JavaScript and web ecosystem news, written with humor. If you're doing any frontend or Node work, this keeps you current on the ecosystem. Well-curated and entertaining.

ByteByteGo Newsletter

Weekly system design deep dives from the ByteByteGo team. Goes well with the YouTube channel. Good for people preparing for mid-to-senior level interviews or just wanting to understand how large systems are built.

Morning Brew

Broader tech and business news for context on the industry you're entering. Less technical, more business-focused. Useful for understanding the companies you're applying to and the broader landscape.


A Note on How to Use These Resources

The mistake students make is collecting resources and never using them. Subscribe to fewer things, go deeper on what you actually use.

Pick one book and read it over a semester. Pick one course and finish it. Pick one platform and practice on it consistently.

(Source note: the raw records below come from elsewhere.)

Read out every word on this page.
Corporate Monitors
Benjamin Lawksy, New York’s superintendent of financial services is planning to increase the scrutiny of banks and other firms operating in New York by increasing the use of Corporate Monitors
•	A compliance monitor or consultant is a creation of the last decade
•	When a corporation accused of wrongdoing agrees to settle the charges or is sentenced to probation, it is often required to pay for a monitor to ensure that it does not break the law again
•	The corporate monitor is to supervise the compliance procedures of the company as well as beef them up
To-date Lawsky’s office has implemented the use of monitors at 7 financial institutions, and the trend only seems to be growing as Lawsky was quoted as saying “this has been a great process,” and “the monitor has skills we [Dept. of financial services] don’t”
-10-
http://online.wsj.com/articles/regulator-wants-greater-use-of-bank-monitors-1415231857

The students who improve fastest are not the ones who have the most bookmarks — they're the ones who ship things, read things end-to-end, and practice consistently over time.

Your courses give you the curriculum. These resources let you go deeper on what interests you, fill gaps your courses don't cover, and stay connected to what's actually happening in the industry. Use them in service of building things, not as a substitute for it.